Meteoroids, Meteors, and Meteorites
Scientists use three different words depending on where the space rock is. A meteoroid is the rock while it is still traveling through space, and they can range in size from specks of dust to objects about one meter across. Once a meteoroid enters Earth’s atmosphere and starts to glow, it becomes a meteor. If any piece of the rock survives its fiery trip through the atmosphere and lands on Earth’s surface, it is called a meteorite. Most meteoroids are so small that they burn up completely, and only the larger ones leave meteorites behind. The largest meteorite ever found is the Hoba meteorite in Namibia, which weighs about 60 metric tons.
What Causes Meteor Showers?
Meteor showers happen when Earth passes through a trail of debris left behind by a comet. As comets orbit the Sun, the Sun’s heat causes them to shed dust, ice, and small rocks along their path. Earth crosses these debris trails at the same point in its orbit every year, which is why meteor showers happen on a predictable schedule. When many meteoroids enter the atmosphere around the same time, you can see dozens or even hundreds of meteors in a single night. The meteors in a shower all appear to come from the same point in the sky, called the radiant.
Famous Meteor Showers
The Perseids are one of the most popular meteor showers, peaking every year around August 11-13 with up to 100 meteors per hour. They are caused by debris from Comet Swift-Tuttle, which orbits the Sun every 133 years. The Geminids in December are actually the strongest annual meteor shower, producing up to 150 meteors per hour, and they come from an unusual object called 3200 Phaethon that may be a dead comet. The Leonids, which peak in November, occasionally produce meteor storms with thousands of meteors per hour, though this is rare. Other well-known showers include the Lyrids in April, the Eta Aquariids in May, and the Orionids in October.

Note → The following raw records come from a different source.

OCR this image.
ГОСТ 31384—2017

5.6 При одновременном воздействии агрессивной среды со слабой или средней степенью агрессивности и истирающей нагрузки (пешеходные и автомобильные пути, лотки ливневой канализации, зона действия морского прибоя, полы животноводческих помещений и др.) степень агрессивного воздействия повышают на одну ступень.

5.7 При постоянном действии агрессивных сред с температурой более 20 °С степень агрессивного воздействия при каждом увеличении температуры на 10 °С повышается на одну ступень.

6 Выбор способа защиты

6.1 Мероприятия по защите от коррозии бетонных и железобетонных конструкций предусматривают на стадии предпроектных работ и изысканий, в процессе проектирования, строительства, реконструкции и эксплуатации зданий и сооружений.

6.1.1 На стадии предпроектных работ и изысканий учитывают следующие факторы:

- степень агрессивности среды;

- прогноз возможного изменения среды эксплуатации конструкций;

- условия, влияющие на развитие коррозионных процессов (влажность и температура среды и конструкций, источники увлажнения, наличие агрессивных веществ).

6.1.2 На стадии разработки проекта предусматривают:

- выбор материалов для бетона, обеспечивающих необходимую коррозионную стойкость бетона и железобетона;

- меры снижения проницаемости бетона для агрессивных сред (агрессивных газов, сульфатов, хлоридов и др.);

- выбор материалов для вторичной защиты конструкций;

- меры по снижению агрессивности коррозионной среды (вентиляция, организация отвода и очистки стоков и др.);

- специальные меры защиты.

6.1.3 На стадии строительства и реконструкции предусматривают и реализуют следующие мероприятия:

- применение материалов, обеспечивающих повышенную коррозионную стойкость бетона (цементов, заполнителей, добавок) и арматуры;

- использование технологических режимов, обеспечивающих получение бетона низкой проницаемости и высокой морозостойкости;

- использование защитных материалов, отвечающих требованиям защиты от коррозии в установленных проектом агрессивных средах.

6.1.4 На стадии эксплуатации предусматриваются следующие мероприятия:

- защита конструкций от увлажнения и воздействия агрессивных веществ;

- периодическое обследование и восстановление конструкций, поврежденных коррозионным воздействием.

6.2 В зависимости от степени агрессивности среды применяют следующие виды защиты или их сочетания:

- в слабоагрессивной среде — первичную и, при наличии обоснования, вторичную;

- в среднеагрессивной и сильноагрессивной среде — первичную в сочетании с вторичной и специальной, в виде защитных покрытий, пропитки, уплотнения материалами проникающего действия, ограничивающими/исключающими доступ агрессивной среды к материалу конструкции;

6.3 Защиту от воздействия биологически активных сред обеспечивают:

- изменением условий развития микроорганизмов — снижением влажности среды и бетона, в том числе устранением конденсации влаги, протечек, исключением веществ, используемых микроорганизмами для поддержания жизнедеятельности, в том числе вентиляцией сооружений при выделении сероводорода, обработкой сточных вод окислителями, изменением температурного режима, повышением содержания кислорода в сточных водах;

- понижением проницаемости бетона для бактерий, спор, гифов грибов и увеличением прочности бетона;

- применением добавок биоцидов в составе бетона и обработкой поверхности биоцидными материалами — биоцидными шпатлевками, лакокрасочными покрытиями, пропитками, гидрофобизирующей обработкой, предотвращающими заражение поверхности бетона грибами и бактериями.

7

How to Watch a Meteor Shower
You do not need a telescope or binoculars to watch a meteor shower — just your eyes and a dark sky. The best viewing happens after midnight, when your side of Earth is facing into the stream of debris. Find a spot away from city lights, lie on your back, and give your eyes about 20 to 30 minutes to adjust to the darkness. Look at a wide area of the sky rather than staring at one spot, since meteors can appear anywhere. Be patient and dress warmly, because the best meteor showers often happen during cold months.
Famous Meteorite Impacts
About 66 million years ago, a massive asteroid or meteorite about 10 kilometers wide struck what is now Mexico’s Yucatan Peninsula, creating the Chicxulub crater. This impact is believed to have caused the mass extinction that wiped out the dinosaurs and about 75 percent of all species on Earth. Meteor Crater in Arizona, about 1.2 kilometers wide, was created around 50,000 years ago by a meteorite roughly 50 meters across. In 1908, an object exploded over Tunguska, Siberia, flattening about 2,000 square kilometers of forest even though no crater was found. In 2013, a small asteroid exploded over Chelyabinsk, Russia, creating a shockwave that shattered windows and injured about 1,500 people.
Studying Meteorites
Scientists study meteorites because they are some of the oldest materials in our solar system, dating back about 4.6 billion years. By examining meteorites, researchers can learn what the early solar system was like before planets fully formed. Some meteorites contain amino acids, which are the building blocks of life, raising exciting questions about how life may have started on Earth. There are three main types of meteorites: stony (the most common), iron, and stony-iron. Space agencies like NASA track near-Earth objects to watch for any large asteroids that could potentially threaten our planet in the future.
Meteors on Other Planets
Earth is not the only place where meteors occur — any world with an atmosphere can have them. Mars has a thin atmosphere, and NASA’s rovers and orbiters have spotted meteors streaking through the Martian sky. Jupiter’s thick atmosphere gets hit by space debris frequently, and in 1994, the comet Shoemaker-Levy 9 broke apart and crashed into Jupiter in a spectacular series of impacts. Scientists have also detected meteor activity in the atmospheres of Saturn and Venus. Studying meteors on other planets helps scientists understand the amount of space debris in different parts of the solar system.